24 Sep

Implausible, improbable, impossible: a fine line

I remember being taught about how to write good radio ad scripts.
‘The best thing about radio’ I was told ‘is that it’s the theatre of the mind’.
What does this mean (I know some people will already know)
? It means that, because radio isn’t a visual medium – like TV, posters, or press ads – you can suggest almost anything, within a script, and get your audience to see it in their mind (in much the same way that when we read a book, we all see our own version of the characters, situations, and settings in our heads).
If I want to mention a dragon, peeling a tangerine with the claws on its feet, whilst singing Autumn Days, I can – you’ll start picturing it, whether you want to or not.

The other thing about the ‘theatre of the mind’ is that it’s fine to write/suggest anything that you wish the audience ‘see’, even if it’s improbable or implausible that the thing/situation you’re writing about could exist.
As long as what you’re suggesting isn’t something that’s simply impossible, you can get away with it (you have to go a long way to move from implausible into impossible).

However, whilst this can work within the confines of a radio ad/script/play, it doesn’t necessarily pan out so well in real life. In fact, suggesting the implausible can sound downright ridiculous.

As an example of this, I came across a news story, this morning: an artist is suing the former king of Belgium, as she wants recognition of the fact that she is his illegitimate lovechild and 15th in line to the throne.
Here’s the good bit. Her lawyer said; ‘If the royal family got in a plane together and had an accident, then she could be queen.’
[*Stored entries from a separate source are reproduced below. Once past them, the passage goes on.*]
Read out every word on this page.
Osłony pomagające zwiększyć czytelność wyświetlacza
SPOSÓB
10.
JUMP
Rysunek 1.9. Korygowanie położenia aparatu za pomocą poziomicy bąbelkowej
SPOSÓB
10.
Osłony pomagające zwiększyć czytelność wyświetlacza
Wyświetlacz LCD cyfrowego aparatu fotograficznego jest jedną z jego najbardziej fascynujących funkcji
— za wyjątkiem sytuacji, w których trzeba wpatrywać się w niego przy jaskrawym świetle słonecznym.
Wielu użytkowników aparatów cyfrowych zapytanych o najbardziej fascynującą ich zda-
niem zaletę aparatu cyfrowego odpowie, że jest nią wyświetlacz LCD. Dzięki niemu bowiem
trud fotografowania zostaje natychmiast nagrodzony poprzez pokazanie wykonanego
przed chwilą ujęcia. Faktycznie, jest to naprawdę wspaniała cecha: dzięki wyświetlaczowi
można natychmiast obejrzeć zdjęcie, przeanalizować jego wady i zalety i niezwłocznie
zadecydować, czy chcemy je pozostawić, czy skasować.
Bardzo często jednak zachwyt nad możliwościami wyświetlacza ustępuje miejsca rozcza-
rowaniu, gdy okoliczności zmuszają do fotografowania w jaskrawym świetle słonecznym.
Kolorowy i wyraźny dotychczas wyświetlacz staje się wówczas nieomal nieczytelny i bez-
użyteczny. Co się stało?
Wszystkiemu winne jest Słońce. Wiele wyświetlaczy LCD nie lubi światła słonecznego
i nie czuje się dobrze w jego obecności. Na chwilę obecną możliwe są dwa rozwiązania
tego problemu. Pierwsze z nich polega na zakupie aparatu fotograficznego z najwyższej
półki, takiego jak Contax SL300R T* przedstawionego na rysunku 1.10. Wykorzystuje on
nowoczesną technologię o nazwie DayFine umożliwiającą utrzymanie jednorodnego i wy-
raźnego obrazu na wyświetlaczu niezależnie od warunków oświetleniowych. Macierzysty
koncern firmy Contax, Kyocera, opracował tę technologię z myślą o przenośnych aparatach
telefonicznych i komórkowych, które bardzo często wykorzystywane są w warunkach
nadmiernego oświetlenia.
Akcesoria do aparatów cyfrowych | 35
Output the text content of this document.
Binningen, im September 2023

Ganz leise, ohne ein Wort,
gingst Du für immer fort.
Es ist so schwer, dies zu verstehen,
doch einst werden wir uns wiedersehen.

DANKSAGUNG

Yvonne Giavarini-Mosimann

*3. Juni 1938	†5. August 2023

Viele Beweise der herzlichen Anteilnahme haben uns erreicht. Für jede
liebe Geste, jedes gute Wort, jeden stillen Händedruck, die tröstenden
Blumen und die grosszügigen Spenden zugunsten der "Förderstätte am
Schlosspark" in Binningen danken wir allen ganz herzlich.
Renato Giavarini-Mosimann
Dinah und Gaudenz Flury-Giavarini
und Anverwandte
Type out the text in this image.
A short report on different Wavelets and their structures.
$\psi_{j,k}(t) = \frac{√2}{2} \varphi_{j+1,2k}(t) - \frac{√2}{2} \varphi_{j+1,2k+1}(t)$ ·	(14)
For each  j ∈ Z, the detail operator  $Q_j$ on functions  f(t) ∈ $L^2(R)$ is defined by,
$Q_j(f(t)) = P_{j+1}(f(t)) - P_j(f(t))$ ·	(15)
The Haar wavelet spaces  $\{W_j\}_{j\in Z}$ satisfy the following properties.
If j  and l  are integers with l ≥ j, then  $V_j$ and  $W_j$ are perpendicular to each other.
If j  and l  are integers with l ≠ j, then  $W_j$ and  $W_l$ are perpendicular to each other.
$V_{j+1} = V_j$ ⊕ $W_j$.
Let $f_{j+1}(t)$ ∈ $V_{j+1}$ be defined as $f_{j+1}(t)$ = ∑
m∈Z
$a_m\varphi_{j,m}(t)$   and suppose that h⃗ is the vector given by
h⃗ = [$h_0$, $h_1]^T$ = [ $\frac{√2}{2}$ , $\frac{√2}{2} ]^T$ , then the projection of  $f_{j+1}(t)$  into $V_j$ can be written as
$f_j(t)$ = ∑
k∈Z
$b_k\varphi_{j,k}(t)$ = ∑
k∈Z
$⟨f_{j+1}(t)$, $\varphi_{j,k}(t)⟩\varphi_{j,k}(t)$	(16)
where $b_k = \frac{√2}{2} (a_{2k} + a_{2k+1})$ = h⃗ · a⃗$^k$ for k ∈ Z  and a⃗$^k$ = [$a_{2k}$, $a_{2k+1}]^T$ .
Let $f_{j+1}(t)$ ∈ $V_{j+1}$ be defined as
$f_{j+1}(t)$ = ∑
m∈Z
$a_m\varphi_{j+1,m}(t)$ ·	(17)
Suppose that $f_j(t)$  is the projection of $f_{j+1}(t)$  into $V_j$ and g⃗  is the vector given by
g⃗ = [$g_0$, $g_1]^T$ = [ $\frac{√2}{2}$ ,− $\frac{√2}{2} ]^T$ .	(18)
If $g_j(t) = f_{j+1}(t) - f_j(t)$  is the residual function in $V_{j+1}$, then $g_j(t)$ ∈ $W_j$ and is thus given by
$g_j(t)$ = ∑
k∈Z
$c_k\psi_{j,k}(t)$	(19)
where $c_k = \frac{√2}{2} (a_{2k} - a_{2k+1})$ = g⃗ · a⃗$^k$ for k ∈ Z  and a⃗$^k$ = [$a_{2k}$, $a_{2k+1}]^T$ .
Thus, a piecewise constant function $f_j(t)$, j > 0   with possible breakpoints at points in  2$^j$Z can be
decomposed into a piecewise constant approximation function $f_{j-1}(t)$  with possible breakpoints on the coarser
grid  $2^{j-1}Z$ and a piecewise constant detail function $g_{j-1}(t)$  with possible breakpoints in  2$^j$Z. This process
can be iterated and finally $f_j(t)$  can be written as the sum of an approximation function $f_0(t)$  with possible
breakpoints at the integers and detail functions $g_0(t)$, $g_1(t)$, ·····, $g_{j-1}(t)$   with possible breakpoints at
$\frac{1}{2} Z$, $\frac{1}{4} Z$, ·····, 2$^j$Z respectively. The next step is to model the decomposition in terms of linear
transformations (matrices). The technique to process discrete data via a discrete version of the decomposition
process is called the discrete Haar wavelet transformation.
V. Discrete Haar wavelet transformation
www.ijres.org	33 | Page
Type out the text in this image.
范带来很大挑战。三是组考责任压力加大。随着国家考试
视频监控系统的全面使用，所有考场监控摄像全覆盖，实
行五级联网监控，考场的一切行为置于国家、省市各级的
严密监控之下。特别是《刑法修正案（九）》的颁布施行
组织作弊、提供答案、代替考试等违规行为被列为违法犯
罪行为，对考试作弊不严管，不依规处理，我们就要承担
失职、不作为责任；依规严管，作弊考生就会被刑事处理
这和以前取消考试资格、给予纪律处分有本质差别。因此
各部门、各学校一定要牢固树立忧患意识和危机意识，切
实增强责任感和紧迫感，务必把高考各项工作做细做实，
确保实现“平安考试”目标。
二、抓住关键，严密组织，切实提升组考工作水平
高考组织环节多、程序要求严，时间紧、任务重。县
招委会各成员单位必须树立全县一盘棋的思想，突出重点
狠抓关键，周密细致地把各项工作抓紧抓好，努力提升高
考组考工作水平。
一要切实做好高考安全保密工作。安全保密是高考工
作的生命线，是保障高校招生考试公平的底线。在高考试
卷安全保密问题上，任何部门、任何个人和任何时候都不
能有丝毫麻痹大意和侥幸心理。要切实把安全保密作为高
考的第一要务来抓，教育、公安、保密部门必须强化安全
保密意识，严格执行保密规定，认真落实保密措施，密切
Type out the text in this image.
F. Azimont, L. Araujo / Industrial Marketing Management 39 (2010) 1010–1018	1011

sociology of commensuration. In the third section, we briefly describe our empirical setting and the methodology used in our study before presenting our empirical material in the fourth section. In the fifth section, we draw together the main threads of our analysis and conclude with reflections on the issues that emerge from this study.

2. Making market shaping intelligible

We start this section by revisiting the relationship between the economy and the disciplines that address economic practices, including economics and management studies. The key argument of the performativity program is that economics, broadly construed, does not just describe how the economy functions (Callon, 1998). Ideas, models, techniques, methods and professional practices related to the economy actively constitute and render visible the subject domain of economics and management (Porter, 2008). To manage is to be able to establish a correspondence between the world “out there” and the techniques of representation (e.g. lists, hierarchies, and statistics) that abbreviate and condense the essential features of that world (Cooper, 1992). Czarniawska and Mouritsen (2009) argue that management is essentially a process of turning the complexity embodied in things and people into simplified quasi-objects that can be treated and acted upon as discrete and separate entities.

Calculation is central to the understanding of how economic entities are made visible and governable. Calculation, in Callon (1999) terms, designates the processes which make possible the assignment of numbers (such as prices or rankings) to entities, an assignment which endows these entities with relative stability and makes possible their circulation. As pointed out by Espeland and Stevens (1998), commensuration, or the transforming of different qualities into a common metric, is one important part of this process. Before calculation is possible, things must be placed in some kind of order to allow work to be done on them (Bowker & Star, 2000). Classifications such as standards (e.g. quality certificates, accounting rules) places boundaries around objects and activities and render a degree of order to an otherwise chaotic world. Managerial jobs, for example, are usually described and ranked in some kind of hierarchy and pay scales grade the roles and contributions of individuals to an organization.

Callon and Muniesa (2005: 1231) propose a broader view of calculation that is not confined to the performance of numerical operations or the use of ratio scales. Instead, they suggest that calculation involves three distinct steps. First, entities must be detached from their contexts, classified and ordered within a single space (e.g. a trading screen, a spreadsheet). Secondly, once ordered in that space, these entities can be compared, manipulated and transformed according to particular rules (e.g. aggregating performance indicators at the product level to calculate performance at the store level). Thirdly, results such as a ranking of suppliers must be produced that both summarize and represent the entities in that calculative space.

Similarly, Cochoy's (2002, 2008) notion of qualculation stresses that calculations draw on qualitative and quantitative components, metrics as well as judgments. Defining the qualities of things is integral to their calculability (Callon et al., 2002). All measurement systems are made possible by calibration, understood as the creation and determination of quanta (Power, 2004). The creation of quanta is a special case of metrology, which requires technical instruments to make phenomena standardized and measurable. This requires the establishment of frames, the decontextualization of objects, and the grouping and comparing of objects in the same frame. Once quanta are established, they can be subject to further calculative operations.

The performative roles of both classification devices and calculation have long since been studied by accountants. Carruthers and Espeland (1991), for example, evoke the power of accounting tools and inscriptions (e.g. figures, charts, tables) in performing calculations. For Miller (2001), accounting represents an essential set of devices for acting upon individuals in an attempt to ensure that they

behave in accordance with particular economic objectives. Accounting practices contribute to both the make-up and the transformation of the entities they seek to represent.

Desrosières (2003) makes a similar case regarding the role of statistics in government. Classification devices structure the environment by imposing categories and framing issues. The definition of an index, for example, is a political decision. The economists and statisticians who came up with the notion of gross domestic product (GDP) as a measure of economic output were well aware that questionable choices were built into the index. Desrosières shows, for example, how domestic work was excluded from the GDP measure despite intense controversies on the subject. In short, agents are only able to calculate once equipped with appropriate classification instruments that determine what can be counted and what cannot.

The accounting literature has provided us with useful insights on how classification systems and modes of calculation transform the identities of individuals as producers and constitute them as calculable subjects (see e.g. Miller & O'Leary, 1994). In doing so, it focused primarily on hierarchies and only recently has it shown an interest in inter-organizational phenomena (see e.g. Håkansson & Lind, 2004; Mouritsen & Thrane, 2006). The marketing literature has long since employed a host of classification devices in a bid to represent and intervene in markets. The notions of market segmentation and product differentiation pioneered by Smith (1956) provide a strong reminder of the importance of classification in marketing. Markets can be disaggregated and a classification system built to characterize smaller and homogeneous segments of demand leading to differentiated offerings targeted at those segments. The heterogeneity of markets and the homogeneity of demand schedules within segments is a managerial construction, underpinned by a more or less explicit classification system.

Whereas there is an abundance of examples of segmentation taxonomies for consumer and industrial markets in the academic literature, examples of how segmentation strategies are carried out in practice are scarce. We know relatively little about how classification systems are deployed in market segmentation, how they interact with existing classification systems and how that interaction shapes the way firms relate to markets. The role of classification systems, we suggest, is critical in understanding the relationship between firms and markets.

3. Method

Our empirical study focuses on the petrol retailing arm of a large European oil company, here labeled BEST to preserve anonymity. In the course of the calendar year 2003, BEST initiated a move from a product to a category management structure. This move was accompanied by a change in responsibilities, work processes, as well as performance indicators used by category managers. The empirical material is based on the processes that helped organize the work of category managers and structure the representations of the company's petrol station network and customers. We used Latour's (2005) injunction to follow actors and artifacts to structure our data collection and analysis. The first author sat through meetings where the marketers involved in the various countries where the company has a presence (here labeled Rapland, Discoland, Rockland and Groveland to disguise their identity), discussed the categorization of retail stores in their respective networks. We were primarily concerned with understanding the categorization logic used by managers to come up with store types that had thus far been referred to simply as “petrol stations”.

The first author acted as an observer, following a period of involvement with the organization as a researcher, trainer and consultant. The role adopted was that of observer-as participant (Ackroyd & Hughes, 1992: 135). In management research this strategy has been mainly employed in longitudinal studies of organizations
So, if all 14 royals who are next in line to the Belgian throne – before this artist – happen to get on the same plane, AND if that plane happens to crash, AND if that crash is fatal to all involved, then this artist could be queen … seems likely.

There’s something else that’s been overlooked: this kind of (non-existent) scenario, above, is the very reason that all of the royals/heirs to the throne don’t get on the same plane at once – so that if e.g two die on the same plane, there are still a spare 12 heirs to the throne.

Anyway, to round off my point, I’m going to have a crack at my own ridiculous ‘if then’ statements:

‘If all of the police retire tomorrow, then everything will be legal’

‘If all the rice crops in the world die, then no-one can eat Paella again’

‘If trees stop growing, then woodchucks will run out of things to chuck’

‘If I were left-handed, then I wouldn’t be right-handed’

‘If my feet were made out of chocolate, then I’d eat them’

‘If my cat had entirely canine traits, then it’d be a dog’

Okay, I’m bored of this game now. You get the gist: if you’re trying to get people to imagine things, then implausible and improbable things/situations can work, but they start to sound a bit silly when used in a real life context.